What do the results tell you? The small p-value shouldn’t surprise you. What’s
valuable from the output is the confidence bound on the difference in average
selling price (definitely seems practically important).
Minitab allows you to perform all the tests
we’ve discussed in class, plus many we haven’t discussed (e.g., nonparametric tests, Chi-square tests). It’s important that you know when to use each test and that you always
check conditions of the test (Minitab doesn’t do this for you). When running a
specific test, it’s important that you understand how your data are listed in
your worksheet (e.g., separate columns, single column). Finally, it’s important
that you understand the output Minitab gives you and that you can provide a
conclusion in layperson’s terms (not using technical statistical language).
Minitab can also perform power calculations (and sample size determination) for all the
tests we’ve discussed (Stat>Power and
Sample Size). Choose one of these procedures from the Power and Sample Size sub-menu.

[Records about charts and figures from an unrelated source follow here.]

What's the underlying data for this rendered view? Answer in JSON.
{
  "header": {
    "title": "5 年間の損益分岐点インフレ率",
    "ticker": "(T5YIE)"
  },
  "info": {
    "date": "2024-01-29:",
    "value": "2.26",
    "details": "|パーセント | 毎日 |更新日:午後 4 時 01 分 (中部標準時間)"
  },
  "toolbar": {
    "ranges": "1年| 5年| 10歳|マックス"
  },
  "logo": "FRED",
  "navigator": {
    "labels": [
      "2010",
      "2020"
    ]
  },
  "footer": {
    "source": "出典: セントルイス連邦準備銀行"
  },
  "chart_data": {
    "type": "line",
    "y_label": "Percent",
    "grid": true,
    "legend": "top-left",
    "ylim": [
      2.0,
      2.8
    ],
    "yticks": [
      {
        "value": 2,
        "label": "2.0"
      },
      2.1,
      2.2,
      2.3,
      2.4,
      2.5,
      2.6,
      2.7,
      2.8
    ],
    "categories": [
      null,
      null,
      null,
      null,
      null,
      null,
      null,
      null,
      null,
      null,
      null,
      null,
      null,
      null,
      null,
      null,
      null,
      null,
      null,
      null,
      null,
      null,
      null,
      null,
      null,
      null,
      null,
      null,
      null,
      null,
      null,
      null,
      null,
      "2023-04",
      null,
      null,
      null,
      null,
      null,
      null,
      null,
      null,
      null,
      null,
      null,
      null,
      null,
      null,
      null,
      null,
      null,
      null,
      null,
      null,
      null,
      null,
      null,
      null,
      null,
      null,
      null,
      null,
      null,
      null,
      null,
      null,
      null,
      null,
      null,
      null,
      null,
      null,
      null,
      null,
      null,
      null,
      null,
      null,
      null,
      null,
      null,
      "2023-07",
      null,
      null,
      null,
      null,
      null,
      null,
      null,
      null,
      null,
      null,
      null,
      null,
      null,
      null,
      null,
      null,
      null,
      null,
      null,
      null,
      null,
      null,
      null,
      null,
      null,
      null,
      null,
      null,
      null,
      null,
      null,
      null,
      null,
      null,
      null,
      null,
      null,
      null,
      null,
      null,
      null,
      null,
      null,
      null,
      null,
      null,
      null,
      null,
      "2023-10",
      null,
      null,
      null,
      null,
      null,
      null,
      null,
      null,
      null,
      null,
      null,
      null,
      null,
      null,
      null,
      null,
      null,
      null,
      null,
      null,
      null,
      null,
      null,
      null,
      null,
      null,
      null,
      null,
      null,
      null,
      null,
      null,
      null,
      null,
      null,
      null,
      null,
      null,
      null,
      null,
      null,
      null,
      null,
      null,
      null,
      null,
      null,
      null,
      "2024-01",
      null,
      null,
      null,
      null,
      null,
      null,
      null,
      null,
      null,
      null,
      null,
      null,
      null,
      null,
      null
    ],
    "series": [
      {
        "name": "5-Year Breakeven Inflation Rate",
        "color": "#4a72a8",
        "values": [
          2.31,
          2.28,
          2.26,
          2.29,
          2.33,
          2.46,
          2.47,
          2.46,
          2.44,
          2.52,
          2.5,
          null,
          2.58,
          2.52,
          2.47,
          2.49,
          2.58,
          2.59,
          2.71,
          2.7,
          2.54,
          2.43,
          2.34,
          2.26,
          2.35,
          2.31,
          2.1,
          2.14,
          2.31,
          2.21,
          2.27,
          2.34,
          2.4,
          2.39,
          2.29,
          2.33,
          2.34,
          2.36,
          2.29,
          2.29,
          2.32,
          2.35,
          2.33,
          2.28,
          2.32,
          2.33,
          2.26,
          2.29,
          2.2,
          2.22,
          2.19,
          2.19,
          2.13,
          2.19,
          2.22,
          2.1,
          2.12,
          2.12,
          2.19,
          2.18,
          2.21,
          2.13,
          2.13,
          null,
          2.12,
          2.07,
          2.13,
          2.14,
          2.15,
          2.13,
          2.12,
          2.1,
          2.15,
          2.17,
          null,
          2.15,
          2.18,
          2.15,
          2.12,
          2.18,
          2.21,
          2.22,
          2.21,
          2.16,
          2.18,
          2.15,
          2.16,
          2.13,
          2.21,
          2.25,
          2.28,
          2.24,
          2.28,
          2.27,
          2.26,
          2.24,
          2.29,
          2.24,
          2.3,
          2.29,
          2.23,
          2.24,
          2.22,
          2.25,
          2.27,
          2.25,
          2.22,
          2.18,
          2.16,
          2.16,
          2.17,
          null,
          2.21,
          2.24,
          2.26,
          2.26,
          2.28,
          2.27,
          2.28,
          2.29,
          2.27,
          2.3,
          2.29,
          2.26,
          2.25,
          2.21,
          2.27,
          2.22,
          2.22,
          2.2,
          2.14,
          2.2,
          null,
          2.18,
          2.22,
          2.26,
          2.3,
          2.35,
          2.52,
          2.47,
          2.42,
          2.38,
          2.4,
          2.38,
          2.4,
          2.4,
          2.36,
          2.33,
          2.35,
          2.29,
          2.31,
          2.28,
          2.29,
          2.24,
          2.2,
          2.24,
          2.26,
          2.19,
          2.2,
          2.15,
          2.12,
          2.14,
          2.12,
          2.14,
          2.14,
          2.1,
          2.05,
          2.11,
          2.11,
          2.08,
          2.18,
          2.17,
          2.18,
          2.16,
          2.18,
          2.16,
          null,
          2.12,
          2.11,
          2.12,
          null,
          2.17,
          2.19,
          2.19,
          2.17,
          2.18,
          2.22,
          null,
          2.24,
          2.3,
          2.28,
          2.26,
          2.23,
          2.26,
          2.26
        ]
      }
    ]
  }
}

Notice that Minitab lists three
quantities: 1) Sample size, 2) Difference (that you want to be able to detect),
and 3) Power. (The significance level and direction of the alternative are
specified via the Options button.) If
you supply two of these values to Minitab, then it will determine the third.
For example, in a two-sample t-test, if you want 0.90 power of detecting a
difference in means of 5, when the standard deviation is 50, then Minitab
determines that a sample size of 2,103 is needed (based on a two-sided test at
the 0.05 significance level). Verify this example.